Wednesday, February 2, 2022

The 100th Birthday of a Banned Book

Today, February 2nd, 2022, is the 100th anniversary of the publication of James Joyce’s novel, Ulysses.  Joyce's novel is widely regarded to be the most important work of fiction of the 20th century. Published in Paris in 1922, this novel explored the narrative technique of stream of consciousness and a range of other experimental styles. It was banned in Britain and the United States until the mid-1930s because of its exuberant illustration of the functions of the human body, and also the book’s criticism of mainstream views on religion, and nationalism.
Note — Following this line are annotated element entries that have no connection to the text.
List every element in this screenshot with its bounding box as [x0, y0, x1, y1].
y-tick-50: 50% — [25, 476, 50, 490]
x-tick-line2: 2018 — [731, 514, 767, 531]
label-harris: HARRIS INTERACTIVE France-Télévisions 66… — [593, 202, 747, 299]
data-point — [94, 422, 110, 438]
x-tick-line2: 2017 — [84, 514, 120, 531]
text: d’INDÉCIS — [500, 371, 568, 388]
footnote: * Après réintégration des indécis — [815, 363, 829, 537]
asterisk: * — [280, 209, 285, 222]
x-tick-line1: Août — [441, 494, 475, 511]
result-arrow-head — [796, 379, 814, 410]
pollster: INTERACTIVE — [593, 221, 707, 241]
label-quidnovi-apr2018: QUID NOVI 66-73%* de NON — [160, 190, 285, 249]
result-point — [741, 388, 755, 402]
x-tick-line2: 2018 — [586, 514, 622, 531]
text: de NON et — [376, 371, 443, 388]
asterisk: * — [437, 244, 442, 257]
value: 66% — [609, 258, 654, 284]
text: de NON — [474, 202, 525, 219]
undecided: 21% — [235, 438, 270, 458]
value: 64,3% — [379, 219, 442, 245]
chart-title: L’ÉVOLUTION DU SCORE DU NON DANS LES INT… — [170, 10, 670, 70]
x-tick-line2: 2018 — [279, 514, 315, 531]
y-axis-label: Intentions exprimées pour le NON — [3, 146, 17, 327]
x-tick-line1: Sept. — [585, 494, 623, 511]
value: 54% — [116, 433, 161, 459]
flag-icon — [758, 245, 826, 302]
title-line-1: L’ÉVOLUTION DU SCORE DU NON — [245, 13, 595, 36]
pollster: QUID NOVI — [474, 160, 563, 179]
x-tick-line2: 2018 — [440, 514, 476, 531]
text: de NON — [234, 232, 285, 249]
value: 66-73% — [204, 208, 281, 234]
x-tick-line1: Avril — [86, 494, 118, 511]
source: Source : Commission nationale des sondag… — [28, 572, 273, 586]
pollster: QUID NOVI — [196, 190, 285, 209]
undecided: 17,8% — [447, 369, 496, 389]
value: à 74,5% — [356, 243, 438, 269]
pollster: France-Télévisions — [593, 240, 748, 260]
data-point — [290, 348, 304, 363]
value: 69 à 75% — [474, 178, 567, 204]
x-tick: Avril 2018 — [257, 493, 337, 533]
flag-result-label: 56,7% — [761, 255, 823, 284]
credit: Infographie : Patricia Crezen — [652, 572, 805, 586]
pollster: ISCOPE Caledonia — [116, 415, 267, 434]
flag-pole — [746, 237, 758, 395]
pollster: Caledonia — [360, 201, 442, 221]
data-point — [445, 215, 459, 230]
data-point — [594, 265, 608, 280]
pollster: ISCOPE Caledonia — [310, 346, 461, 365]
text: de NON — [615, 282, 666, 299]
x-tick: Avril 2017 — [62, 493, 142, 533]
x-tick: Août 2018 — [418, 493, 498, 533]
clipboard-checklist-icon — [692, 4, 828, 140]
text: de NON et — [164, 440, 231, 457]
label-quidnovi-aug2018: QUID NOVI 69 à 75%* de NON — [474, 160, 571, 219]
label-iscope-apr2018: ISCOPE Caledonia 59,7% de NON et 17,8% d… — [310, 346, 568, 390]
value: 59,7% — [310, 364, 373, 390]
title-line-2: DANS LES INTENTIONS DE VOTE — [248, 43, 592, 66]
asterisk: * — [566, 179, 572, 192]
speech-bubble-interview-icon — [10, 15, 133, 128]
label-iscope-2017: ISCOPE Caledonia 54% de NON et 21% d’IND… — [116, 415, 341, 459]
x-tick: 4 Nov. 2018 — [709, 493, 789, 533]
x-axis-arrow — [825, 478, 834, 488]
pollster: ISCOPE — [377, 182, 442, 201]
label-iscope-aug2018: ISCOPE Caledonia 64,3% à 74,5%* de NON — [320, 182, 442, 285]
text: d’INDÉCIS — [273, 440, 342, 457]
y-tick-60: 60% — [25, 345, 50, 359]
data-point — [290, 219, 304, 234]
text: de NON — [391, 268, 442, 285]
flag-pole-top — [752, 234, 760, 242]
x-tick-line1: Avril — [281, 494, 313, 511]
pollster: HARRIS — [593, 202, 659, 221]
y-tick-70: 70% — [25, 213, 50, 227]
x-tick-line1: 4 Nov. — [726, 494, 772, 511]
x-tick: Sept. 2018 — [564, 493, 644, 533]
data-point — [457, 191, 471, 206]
Set in Dublin on a single day, June 16th, 1904, the book features many of that city’s residents but three characters– the young man Stephen Dedalus, the older Leopold Bloom, and his wife Molly – dominate the book, as does the geography, language and character of Dublin city

First Page
Cover of 1934 Edition

In 2005, one of MBA’s most generous friends presented MBA with a copy of the 1922 edition (only 1,000 copies were printed), and a copy of the USA, 1934 first edition (the first “unbanned” version). The 1934 edition features original inserts of line drawings by Matisse, depicting scenes from Homer’s The Odyssey.

Illustrations by Henri Matisse


Both of these editions of the novel may be viewed in the school’s Patrick Wilson Library.